Earlier, syndicated columnist Jim Hightower set forth the theme of the conference — and of the emerging conflict — in these words:
Practically every progressive struggle — campaign finance reform, sweatshops, family farms, fair trade, health care for all, unionization, military spending, tax reform, alternative energy, healthy food, media access, hazardous waste dumps, redlining, alternative medicine, you name it — is being fought against one cluster of corporations or another. But it is not that corporation over there or this one over here that is the enemy. It is not one industry’s contamination of our drinking water or another’s perversion of the lawmaking process that is the problem — rather it is the corporation itself that must be addressed if we are to be a free people…
This conference, and other indicators, suggest that we are beginning to ask some hard questions about the legitimacy of corporations. I am heartened to see such considerable minds discussing what may be the most important social and political issue of this young century. It has become a matter of biological necessity to bring these organizations to heel. If we are to survive, we must compel democratic governments to re-assert control over the corporations they created, and we will have to extend the global reach of our governments. We will also have to undertake profound changes in the way we live our lives. We may still fail if we do this. But if we do not do it, we will certainly fail.
Overall, the protests in Seattle and elsewhere lead me to believe that we are seeing the emergence of a new social movement. This new movement descends from the left-wing tradition both in its techniques and its values, but it draws on new constituencies and it is dedicated to environmental sustainability as well as to social equity.
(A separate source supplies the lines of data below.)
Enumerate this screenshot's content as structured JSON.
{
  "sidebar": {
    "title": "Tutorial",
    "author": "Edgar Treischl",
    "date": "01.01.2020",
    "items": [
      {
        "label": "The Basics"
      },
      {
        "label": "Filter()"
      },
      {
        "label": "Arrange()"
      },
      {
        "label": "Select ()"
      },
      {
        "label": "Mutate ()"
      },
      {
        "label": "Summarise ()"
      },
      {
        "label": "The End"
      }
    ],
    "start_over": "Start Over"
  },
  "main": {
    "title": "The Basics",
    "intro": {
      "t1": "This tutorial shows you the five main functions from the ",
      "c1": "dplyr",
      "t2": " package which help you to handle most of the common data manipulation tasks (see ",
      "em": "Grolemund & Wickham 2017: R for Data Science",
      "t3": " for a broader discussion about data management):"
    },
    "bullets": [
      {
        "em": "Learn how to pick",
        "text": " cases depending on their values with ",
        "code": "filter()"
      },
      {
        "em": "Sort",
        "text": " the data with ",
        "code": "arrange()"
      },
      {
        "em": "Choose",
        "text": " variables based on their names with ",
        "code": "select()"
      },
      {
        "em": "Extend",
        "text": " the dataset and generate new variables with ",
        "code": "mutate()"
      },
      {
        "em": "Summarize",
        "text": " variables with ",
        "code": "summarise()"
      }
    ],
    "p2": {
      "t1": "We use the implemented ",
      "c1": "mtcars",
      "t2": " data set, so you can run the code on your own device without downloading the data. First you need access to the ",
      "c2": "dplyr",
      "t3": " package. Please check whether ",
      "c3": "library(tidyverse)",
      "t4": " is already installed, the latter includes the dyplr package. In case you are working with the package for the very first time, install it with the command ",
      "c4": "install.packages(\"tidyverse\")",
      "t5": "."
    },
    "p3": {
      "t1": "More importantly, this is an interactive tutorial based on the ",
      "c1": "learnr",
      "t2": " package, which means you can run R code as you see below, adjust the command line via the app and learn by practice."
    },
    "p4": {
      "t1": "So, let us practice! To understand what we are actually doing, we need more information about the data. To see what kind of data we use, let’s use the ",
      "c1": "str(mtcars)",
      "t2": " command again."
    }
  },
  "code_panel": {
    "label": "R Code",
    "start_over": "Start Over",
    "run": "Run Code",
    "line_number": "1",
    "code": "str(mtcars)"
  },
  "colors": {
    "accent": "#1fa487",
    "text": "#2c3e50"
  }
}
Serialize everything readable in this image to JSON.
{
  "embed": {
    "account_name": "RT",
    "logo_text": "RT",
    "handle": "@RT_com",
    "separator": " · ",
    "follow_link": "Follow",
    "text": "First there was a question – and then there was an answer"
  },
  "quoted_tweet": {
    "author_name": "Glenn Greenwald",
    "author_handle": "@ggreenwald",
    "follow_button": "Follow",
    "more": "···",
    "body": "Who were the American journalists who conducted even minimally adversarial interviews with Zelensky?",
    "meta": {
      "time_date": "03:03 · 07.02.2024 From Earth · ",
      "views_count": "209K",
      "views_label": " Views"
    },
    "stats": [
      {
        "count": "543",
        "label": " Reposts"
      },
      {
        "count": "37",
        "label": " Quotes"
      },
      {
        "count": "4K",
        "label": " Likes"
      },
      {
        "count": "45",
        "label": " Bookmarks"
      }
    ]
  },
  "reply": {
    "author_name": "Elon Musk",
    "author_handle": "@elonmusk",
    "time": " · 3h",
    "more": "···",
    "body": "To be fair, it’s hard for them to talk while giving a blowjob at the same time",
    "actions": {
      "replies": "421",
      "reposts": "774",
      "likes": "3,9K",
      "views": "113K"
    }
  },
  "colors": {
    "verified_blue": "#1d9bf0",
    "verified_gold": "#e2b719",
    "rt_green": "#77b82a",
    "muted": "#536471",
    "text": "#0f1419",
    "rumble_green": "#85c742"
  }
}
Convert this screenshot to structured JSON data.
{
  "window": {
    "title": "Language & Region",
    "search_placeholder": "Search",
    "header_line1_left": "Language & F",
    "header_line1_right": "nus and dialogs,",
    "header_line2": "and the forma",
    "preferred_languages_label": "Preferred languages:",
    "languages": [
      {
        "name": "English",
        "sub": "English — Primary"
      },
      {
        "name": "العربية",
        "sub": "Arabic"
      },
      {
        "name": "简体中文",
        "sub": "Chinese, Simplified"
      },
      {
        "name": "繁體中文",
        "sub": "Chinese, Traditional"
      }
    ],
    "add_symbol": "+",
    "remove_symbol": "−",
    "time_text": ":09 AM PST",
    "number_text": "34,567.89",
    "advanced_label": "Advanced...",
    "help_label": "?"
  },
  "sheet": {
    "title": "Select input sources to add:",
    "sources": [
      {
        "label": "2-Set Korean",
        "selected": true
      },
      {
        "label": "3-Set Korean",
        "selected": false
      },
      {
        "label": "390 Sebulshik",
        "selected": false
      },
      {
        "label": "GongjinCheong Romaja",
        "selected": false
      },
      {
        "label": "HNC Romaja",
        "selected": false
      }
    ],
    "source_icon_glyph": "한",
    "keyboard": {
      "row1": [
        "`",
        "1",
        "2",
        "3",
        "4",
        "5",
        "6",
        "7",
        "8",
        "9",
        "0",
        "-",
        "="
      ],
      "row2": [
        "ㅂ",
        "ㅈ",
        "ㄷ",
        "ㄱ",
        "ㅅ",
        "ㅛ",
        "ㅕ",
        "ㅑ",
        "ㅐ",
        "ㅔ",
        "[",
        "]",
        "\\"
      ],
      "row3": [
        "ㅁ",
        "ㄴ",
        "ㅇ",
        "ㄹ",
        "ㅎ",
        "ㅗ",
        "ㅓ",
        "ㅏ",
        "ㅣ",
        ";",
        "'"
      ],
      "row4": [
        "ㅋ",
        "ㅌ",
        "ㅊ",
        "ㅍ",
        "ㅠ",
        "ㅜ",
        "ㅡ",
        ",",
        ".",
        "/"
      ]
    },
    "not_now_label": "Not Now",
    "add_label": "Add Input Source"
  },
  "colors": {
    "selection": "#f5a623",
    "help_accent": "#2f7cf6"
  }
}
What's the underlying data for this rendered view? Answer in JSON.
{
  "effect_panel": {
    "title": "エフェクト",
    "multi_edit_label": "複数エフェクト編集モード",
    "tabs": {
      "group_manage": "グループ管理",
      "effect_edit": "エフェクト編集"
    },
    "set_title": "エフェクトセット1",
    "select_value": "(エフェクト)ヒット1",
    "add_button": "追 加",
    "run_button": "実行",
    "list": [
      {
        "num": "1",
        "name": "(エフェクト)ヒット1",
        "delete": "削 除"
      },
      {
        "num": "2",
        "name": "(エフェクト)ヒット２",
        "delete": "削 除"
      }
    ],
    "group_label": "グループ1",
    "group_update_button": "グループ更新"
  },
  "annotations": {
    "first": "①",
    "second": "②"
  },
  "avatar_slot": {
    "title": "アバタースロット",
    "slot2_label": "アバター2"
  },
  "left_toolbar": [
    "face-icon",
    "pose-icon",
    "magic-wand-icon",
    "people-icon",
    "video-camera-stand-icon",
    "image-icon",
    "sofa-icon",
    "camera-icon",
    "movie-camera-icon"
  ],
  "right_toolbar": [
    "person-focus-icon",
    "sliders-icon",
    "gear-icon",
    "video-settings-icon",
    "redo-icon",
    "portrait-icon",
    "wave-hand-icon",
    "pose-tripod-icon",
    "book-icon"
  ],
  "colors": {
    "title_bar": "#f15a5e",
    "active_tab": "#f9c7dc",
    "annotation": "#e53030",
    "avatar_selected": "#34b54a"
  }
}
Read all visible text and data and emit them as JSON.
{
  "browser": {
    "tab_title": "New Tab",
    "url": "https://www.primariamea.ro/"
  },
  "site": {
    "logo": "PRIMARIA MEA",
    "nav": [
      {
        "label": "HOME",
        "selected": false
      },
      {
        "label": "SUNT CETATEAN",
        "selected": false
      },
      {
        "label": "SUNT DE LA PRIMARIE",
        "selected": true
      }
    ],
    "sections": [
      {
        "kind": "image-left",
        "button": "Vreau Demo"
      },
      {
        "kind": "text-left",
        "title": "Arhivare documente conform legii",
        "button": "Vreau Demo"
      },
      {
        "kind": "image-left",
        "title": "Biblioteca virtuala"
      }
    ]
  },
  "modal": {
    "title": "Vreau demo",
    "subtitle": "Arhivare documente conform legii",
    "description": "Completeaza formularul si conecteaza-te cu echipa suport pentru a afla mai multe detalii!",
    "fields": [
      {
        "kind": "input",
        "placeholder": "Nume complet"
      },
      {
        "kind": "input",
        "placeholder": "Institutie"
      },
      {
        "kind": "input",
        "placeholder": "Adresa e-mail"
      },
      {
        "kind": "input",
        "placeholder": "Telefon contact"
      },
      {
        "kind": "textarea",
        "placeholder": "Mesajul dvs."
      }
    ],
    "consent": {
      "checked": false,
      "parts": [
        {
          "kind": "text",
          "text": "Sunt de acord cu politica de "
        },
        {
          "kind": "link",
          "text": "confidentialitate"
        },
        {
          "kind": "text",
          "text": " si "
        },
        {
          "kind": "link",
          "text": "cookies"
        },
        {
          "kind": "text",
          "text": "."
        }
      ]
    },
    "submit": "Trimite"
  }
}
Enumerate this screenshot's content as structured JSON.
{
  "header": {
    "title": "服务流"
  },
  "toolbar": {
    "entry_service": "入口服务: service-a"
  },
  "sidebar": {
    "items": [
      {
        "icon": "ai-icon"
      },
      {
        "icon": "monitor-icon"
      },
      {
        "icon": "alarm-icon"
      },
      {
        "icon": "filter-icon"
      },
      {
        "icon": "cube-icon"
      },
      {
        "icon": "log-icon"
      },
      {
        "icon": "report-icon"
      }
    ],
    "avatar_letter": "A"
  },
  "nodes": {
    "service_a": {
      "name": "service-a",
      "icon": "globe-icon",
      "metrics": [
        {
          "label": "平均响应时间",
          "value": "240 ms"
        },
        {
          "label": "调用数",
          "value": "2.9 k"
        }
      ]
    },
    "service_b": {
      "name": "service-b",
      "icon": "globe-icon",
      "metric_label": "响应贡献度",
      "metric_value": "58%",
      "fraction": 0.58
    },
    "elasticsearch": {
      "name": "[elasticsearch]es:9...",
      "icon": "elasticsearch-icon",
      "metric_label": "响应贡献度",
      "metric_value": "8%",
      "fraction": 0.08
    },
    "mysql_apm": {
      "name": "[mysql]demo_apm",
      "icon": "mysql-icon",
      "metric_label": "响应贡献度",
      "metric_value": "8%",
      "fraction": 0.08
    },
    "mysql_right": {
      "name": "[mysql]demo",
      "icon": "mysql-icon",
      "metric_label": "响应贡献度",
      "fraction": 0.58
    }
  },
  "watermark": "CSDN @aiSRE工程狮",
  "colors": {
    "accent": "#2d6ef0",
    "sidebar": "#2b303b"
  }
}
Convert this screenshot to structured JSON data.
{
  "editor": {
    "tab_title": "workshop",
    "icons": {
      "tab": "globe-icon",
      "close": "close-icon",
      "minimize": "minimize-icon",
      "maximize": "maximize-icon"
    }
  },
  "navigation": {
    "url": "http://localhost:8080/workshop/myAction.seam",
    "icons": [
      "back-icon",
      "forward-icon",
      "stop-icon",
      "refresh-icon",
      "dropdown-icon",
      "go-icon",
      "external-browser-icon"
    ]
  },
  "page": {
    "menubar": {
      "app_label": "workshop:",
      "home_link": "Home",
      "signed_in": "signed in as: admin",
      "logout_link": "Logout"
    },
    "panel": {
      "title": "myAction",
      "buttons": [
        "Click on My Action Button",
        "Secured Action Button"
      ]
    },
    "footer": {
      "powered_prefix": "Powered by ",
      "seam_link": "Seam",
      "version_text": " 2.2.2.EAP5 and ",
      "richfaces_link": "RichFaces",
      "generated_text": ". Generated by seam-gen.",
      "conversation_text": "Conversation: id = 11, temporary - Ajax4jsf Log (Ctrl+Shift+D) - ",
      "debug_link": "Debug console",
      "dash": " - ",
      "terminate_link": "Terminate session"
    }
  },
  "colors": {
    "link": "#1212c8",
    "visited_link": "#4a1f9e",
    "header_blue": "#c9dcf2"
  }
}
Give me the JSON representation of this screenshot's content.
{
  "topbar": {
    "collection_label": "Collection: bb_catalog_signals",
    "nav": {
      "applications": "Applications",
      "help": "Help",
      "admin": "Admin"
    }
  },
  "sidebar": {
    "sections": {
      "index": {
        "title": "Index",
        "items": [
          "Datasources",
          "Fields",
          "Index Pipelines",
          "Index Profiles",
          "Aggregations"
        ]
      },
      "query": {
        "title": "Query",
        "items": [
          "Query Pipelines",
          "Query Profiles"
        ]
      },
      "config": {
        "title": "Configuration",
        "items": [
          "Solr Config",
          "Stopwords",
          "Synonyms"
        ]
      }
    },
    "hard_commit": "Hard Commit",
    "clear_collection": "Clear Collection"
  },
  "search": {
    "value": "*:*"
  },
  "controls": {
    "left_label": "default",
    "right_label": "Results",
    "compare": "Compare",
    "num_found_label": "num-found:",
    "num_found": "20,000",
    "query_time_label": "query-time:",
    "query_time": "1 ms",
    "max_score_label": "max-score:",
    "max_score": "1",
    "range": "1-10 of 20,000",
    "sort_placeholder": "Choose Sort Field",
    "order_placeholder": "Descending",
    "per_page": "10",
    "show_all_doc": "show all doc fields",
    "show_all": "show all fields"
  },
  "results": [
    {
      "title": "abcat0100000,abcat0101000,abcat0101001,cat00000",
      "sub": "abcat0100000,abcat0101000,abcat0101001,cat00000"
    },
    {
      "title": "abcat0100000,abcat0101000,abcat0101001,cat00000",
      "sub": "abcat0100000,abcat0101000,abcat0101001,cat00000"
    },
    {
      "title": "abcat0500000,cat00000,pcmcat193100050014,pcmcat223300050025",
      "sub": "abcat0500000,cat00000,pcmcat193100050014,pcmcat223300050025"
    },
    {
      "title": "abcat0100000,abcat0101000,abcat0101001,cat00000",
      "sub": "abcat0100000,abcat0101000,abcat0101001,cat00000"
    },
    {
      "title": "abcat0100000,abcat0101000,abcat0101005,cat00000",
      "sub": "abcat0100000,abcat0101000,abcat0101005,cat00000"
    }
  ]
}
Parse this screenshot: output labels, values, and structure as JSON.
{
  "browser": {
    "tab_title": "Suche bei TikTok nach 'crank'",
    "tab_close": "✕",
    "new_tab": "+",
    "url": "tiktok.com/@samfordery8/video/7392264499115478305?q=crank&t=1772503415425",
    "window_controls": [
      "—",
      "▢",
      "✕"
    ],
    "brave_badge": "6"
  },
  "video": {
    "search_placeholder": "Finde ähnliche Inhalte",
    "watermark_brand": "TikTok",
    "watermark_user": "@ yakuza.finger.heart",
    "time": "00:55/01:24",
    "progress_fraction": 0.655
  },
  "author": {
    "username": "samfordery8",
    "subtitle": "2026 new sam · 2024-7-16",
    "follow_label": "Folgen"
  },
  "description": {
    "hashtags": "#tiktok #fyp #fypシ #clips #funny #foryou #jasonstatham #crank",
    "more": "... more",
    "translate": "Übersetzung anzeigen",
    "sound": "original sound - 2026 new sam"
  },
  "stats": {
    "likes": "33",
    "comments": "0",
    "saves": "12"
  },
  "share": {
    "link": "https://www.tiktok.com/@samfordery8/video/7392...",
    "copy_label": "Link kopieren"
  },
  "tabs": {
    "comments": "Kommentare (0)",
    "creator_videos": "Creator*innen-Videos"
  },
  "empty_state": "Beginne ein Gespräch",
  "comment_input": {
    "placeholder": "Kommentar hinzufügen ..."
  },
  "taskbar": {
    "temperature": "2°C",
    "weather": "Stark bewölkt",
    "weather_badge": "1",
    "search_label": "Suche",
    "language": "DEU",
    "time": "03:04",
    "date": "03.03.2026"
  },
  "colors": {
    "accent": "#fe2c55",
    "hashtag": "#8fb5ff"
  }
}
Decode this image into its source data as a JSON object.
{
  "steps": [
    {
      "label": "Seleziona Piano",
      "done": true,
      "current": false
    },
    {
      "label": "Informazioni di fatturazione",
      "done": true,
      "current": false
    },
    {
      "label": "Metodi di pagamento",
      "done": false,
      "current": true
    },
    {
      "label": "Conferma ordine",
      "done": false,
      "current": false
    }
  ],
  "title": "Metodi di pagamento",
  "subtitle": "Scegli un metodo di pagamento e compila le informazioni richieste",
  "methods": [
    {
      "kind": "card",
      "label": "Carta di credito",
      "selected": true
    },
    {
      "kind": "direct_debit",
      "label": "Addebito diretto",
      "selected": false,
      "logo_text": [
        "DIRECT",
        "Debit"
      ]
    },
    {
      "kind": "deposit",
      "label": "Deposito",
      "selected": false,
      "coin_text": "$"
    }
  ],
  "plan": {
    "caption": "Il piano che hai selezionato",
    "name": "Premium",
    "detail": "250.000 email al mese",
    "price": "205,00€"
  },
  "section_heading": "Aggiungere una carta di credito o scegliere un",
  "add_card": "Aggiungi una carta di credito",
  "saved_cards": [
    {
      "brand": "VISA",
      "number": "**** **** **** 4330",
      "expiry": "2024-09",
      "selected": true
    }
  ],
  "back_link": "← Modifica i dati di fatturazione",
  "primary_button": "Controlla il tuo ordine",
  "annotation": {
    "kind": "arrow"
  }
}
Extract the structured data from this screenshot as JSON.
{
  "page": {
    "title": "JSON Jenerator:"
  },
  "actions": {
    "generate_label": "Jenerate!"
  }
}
Ultimately, however, I hope that we will find a new vitality in the left’s all-but-forgotten perception of the magnificent possibilities of human life itself — perhaps even something as inspiring as the society envisioned by that towering and tragic figure Leon Trotsky. Trotsky saw the future not as an endless collective farm or state factory, but as an open and sunlit place — and there, he wrote, the human spirit would soar, free at last, "with science as the beating of its wings and art as its song."
Somehow that image still seems to evoke a more worthy aspiration for the future of our species than the efficient, low-cost, worldwide production and distribution … of green garbage bags.